Depuis quelques années, la maison de production Deep Bridge propose durant la période des fêtes un spectacle familial endiablé : amusant, ludique et pourtant aussi éducatif. Danse et chant mélangés avec une bonne dose de folie. L'inspiration de cette fois, le célèbre livre de Lewis Carroll « Alice au Pays des Merveilles ». Il l'a publié en 1865, basé sur des histoires qu'il racontait à la jeune Alice Liddell. Cette histoire pleine d'images a captivé et enchanté générations après générations et continue de le faire…
Vacances de Noël, les enfants sont en congé et les parents aussi ont épargné quelques jours de vacances. Un Noël blanc n'est pas au programme cette fois-ci, mais il y a bien de la magie à découvrir au théâtre. « Alice au Pays des Merveilles » ouvre la porte vers un univers plein d'imagination. Avec un bagage artistique impressionnant pour captiver le jeune public, la maison de production Deep Bridge utilise tous les ingrédients pour en faire un spectacle amusant et captivant. Assister à une représentation en direct, la participation physique rend une visite au théâtre spéciale et unique pour les enfants. C'est un espace d'expérience interactif.
Le voyage de découverte d'Alice
La scène du Stadsschouwburg a été transformée en une grande caverne avec de part et d'autre quelques champignons géants. Alice, jouée par Hanne Lefever (en alternance avec Jeanne Herbots et Ute Bastiaenssens), s'est égarée. Un lapin blanc (Sander Gillis) croise son chemin, lui arrache son livre des mains et s'enfuit avec. Seule et désemparée, elle se précipite à sa poursuite et se retrouve ainsi dans un monde étrange. L'horloge, la théière, la serrure, les cartes… trouvent leur place.
Un ensemble de 18 personnages chante et danse avec enthousiasme. Dans des costumes colorés et magnifiques, les interprètes s'approprient leur personnage. Le duo Tweedledee (Charlotte Suijs) et Tweedledum (Janis Vercaempst), qui se dispute constamment, la chenille (Daan Keisse), le chapelier (Nardin De Moor), le Chat du Cheshire (Line Ellegiers), le Lièvre de Mars (Jozefien Grossen), remarquable est le numéro au piano de la Dormeuse (Remi De Smet). C'est impressionnant de voir comment la jeune Hanne Lefever s'approprie le rôle d'Alice, c'est un talent naturel. Elle chante avec assurance et maîtrise sur la musique accrocheuse de magnifiques chansons.

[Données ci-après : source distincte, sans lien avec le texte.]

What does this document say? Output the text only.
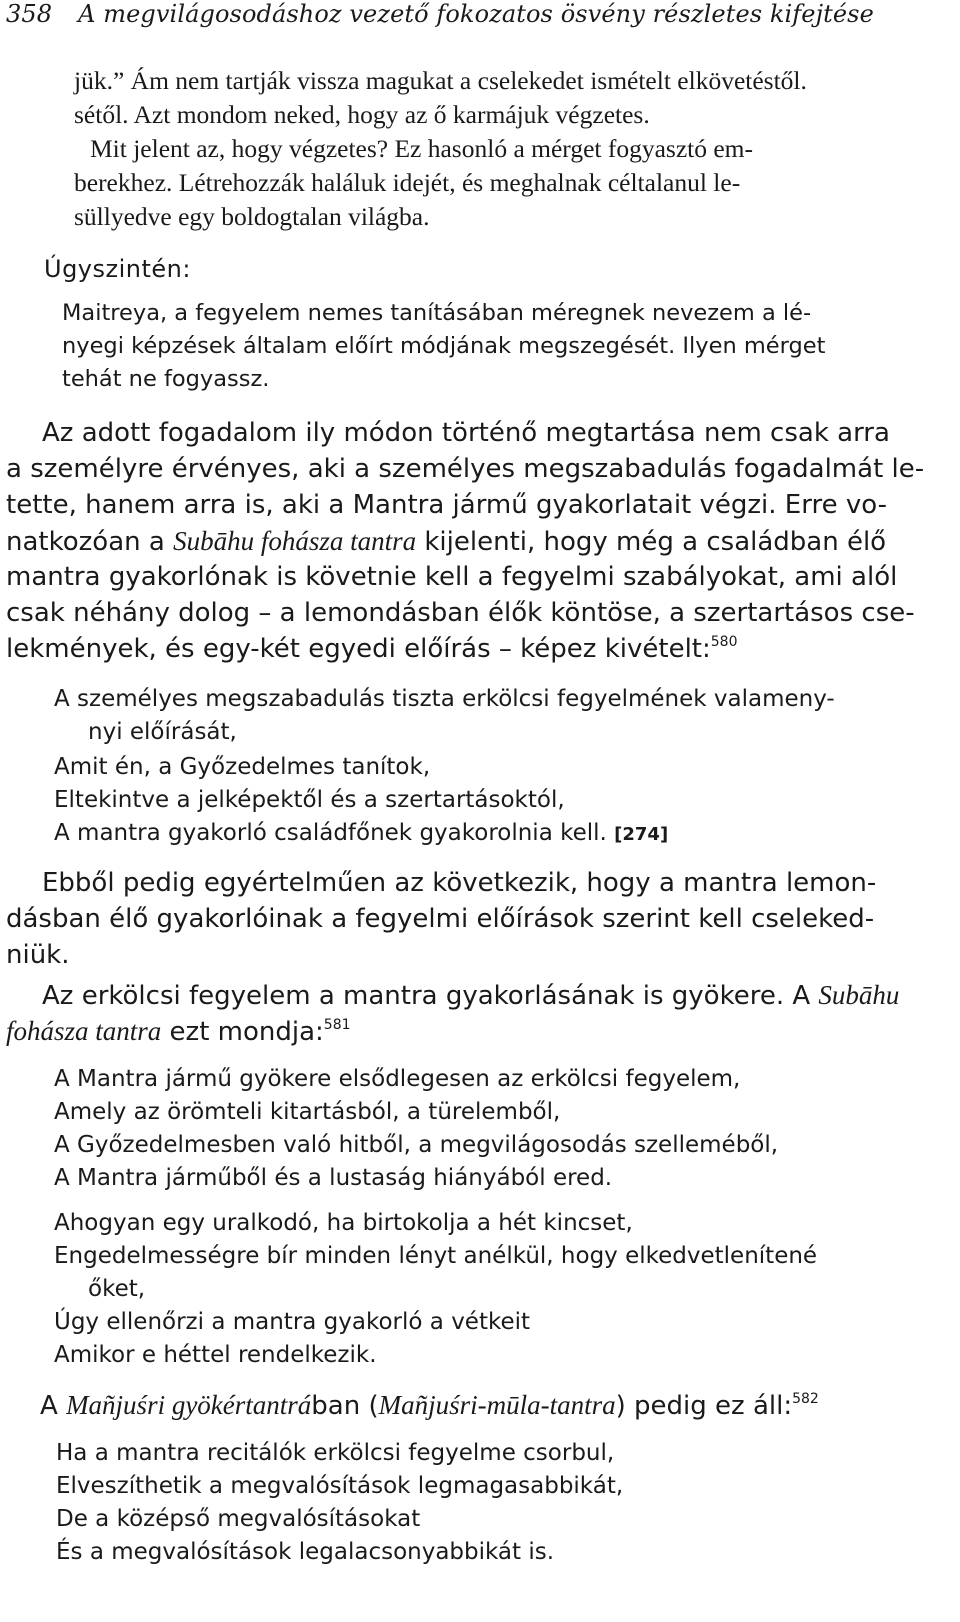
358 A megvilágosodáshoz vezető fokozatos ösvény részletes kifejtése
jük.” Ám nem tartják vissza magukat a cselekedet ismételt elkövetéstől.
sétől. Azt mondom neked, hogy az ő karmájuk végzetes.
Mit jelent az, hogy végzetes? Ez hasonló a mérget fogyasztó em-
berekhez. Létrehozzák haláluk idejét, és meghalnak céltalanul le-
süllyedve egy boldogtalan világba.
Úgyszintén:
Maitreya, a fegyelem nemes tanításában méregnek nevezem a lé-
nyegi képzések általam előírt módjának megszegését. Ilyen mérget
tehát ne fogyassz.
Az adott fogadalom ily módon történő megtartása nem csak arra
a személyre érvényes, aki a személyes megszabadulás fogadalmát le-
tette, hanem arra is, aki a Mantra jármű gyakorlatait végzi. Erre vo-
natkozóan a Subāhu fohásza tantra kijelenti, hogy még a családban élő
mantra gyakorlónak is követnie kell a fegyelmi szabályokat, ami alól
csak néhány dolog – a lemondásban élők köntöse, a szertartásos cse-
lekmények, és egy-két egyedi előírás – képez kivételt:$^{580}$
A személyes megszabadulás tiszta erkölcsi fegyelmének valameny-
nyi előírását,
Amit én, a Győzedelmes tanítok,
Eltekintve a jelképektől és a szertartásoktól,
A mantra gyakorló családfőnek gyakorolnia kell. [274]
Ebből pedig egyértelműen az következik, hogy a mantra lemon-
dásban élő gyakorlóinak a fegyelmi előírások szerint kell cseleked-
niük.
Az erkölcsi fegyelem a mantra gyakorlásának is gyökere. A Subāhu
fohásza tantra ezt mondja:$^{581}$
A Mantra jármű gyökere elsődlegesen az erkölcsi fegyelem,
Amely az örömteli kitartásból, a türelemből,
A Győzedelmesben való hitből, a megvilágosodás szelleméből,
A Mantra járműből és a lustaság hiányából ered.
Ahogyan egy uralkodó, ha birtokolja a hét kincset,
Engedelmességre bír minden lényt anélkül, hogy elkedvetlenítené
őket,
Úgy ellenőrzi a mantra gyakorló a vétkeit
Amikor e héttel rendelkezik.
A Mañjuśri gyökértantrában (Mañjuśri-mūla-tantra) pedig ez áll:$^{582}$
Ha a mantra recitálók erkölcsi fegyelme csorbul,
Elveszíthetik a megvalósítások legmagasabbikát,
De a középső megvalósításokat
És a megvalósítások legalacsonyabbikát is.
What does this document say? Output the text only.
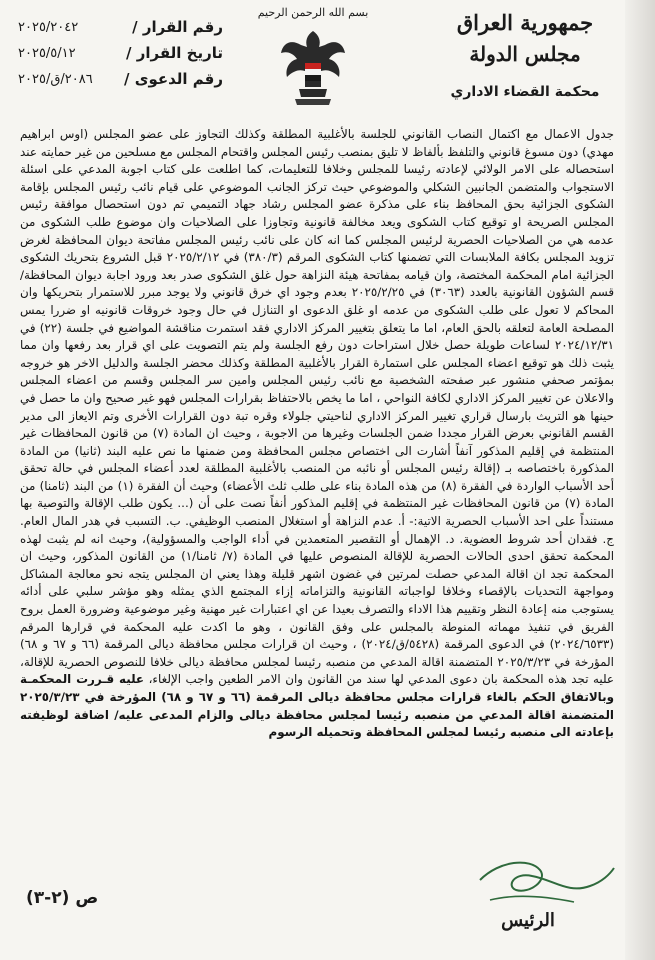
رقم القرار /
٢٠٢٥/٢٠٤٢
تاريخ القرار /
٢٠٢٥/٥/١٢
رقم الدعوى /
٢٠٨٦/ق/٢٠٢٥
بسم الله الرحمن الرحيم	جمهورية العراق
مجلس الدولة
محكمة القضاء الاداري

جدول الاعمال مع اكتمال النصاب القانوني للجلسة بالأغلبية المطلقة وكذلك التجاوز على عضو المجلس (اوس ابراهيم مهدي) دون مسوغ قانوني والتلفظ بألفاظ لا تليق بمنصب رئيس المجلس واقتحام المجلس مع مسلحين من غير حمايته عند استحصاله على الامر الولائي لإعادته رئيسا للمجلس وخلافا للتعليمات، كما اطلعت على كتاب اجوبة المدعي على اسئلة الاستجواب والمتضمن الجانبين الشكلي والموضوعي حيث تركز الجانب الموضوعي على قيام نائب رئيس المجلس بإقامة الشكوى الجزائية بحق المحافظ بناء على مذكرة عضو المجلس رشاد جهاد التميمي تم دون استحصال موافقة رئيس المجلس الصريحة او توقيع كتاب الشكوى ويعد مخالفة قانونية وتجاوزا على الصلاحيات وان موضوع طلب الشكوى من عدمه هي من الصلاحيات الحصرية لرئيس المجلس كما انه كان على نائب رئيس المجلس مفاتحة ديوان المحافظة لغرض تزويد المجلس بكافة الملابسات التي تضمنها كتاب الشكوى المرقم (٣٨٠/٣) في ٢٠٢٥/٢/١٢ قبل الشروع بتحريك الشكوى الجزائية امام المحكمة المختصة، وان قيامه بمفاتحة هيئة النزاهة حول غلق الشكوى صدر بعد ورود اجابة ديوان المحافظة/ قسم الشؤون القانونية بالعدد (٣٠٦٣) في ٢٠٢٥/٢/٢٥ بعدم وجود اي خرق قانوني ولا يوجد مبرر للاستمرار بتحريكها وان المحاكم لا تعول على طلب الشكوى من عدمه او غلق الدعوى او التنازل في حال وجود خروقات قانونيه او ضررا يمس المصلحة العامة لتعلقه بالحق العام، اما ما يتعلق بتغيير المركز الاداري فقد استمرت مناقشة المواضيع في جلسة (٢٢) في ٢٠٢٤/١٢/٣١ لساعات طويلة حصل خلال استراحات دون رفع الجلسة ولم يتم التصويت على اي قرار بعد رفعها وان مما يثبت ذلك هو توقيع اعضاء المجلس على استمارة القرار بالأغلبية المطلقة وكذلك محضر الجلسة والدليل الاخر هو خروجه بمؤتمر صحفي منشور عبر صفحته الشخصية مع نائب رئيس المجلس وامين سر المجلس وقسم من اعضاء المجلس والاعلان عن تغيير المركز الاداري لكافة النواحي ، اما ما يخص بالاحتفاظ بقرارات المجلس فهو غير صحيح وان ما حصل في حينها هو التريث بارسال قراري تغيير المركز الاداري لناحيتي جلولاء وقره تبة دون القرارات الأخرى وتم الايعاز الى مدير القسم القانوني بعرض القرار مجددا ضمن الجلسات وغيرها من الاجوبة ، وحيث ان المادة (٧) من قانون المحافظات غير المنتظمة في إقليم المذكور آنفاً أشارت الى اختصاص مجلس المحافظة ومن ضمنها ما نص عليه البند (ثانيا) من المادة المذكورة باختصاصه بـ (إقالة رئيس المجلس أو نائبه من المنصب بالأغلبية المطلقة لعدد أعضاء المجلس في حالة تحقق أحد الأسباب الواردة في الفقرة (٨) من هذه المادة بناء على طلب ثلث الأعضاء) وحيث أن الفقرة (١) من البند (ثامنا) من المادة (٧) من قانون المحافظات غير المنتظمة في إقليم المذكور أنفاً نصت على أن (... يكون طلب الإقالة والتوصية بها مستنداً على احد الأسباب الحصرية الاتية:- أ. عدم النزاهة أو استغلال المنصب الوظيفي. ب. التسبب في هدر المال العام. ج. فقدان أحد شروط العضوية. د. الإهمال أو التقصير المتعمدين في أداء الواجب والمسؤولية)، وحيث انه لم يثبت لهذه المحكمة تحقق احدى الحالات الحصرية للإقالة المنصوص عليها في المادة (٧/ ثامنا/١) من القانون المذكور، وحيث ان المحكمة تجد ان اقالة المدعي حصلت لمرتين في غضون اشهر قليلة وهذا يعني ان المجلس يتجه نحو معالجة المشاكل ومواجهة التحديات بالإقصاء وخلافا لواجباته القانونية والتزاماته إزاء المجتمع الذي يمثله وهو مؤشر سلبي على أدائه يستوجب منه إعادة النظر وتقييم هذا الاداء والتصرف بعيدا عن اي اعتبارات غير مهنية وغير موضوعية وضرورة العمل بروح الفريق في تنفيذ مهماته المنوطة بالمجلس على وفق القانون ، وهو ما اكدت عليه المحكمة في قرارها المرقم (٢٠٢٤/٦٥٣٣) في الدعوى المرقمة (٥٤٢٨/ق/٢٠٢٤) ، وحيث ان قرارات مجلس محافظة ديالى المرقمة (٦٦ و ٦٧ و ٦٨) المؤرخة في ٢٠٢٥/٣/٢٣ المتضمنة اقالة المدعي من منصبه رئيسا لمجلس محافظة ديالى خلافا للنصوص الحصرية للإقالة، عليه تجد هذه المحكمة بان دعوى المدعي لها سند من القانون وان الامر الطعين واجب الإلغاء، عليه قـررت المحكمـة وبالاتفاق الحكم بالغاء قرارات مجلس محافظة ديالى المرقمة (٦٦ و ٦٧ و ٦٨) المؤرخة في ٢٠٢٥/٣/٢٣ المتضمنة اقالة المدعي من منصبه رئيسا لمجلس محافظة ديالى والزام المدعى عليه/ اضافة لوظيفته بإعادته الى منصبه رئيسا لمجلس المحافظة وتحميله الرسوم

ص (٢-٣)
الرئيس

La Reine de Cœur, incarnée par la présentatrice radio Anke Buckinx, ne convainc pas tout à fait. Parmi tous les professionnels, elle fait une impression plutôt faible.
Un coup de chapeau à la costumière Elvira Van Bavinckhove. Elle a réalisé une belle solution pour les cartes. Les acteurs enfilent une longue tunique blanche qui tombe avec des cœurs, des carrés, des trèfles et des piques dessus. La chorégraphie de Laurent Flament, notamment le jeu des cartes, est dynamique et rafraîchissante.
La scène du procès est bien mise en scène. Avec quelques éléments de décor mobiles, un bel effet est obtenu.
Les protagonistes descendent aussi dans la salle ce qui bien sûr augmente l'interaction avec le jeune public. Un beau spectacle familial où la vulnérabilité, l'empathie, le pardon et l'humour sont au rendez-vous.
Il y a des représentations jusqu'au 4 janvier à Anvers. Ensuite, la production se rend au Trixxo Theater à Hasselt du vendredi 9 janvier au dimanche 11 janvier. Âge recommandé à partir de 6 ans.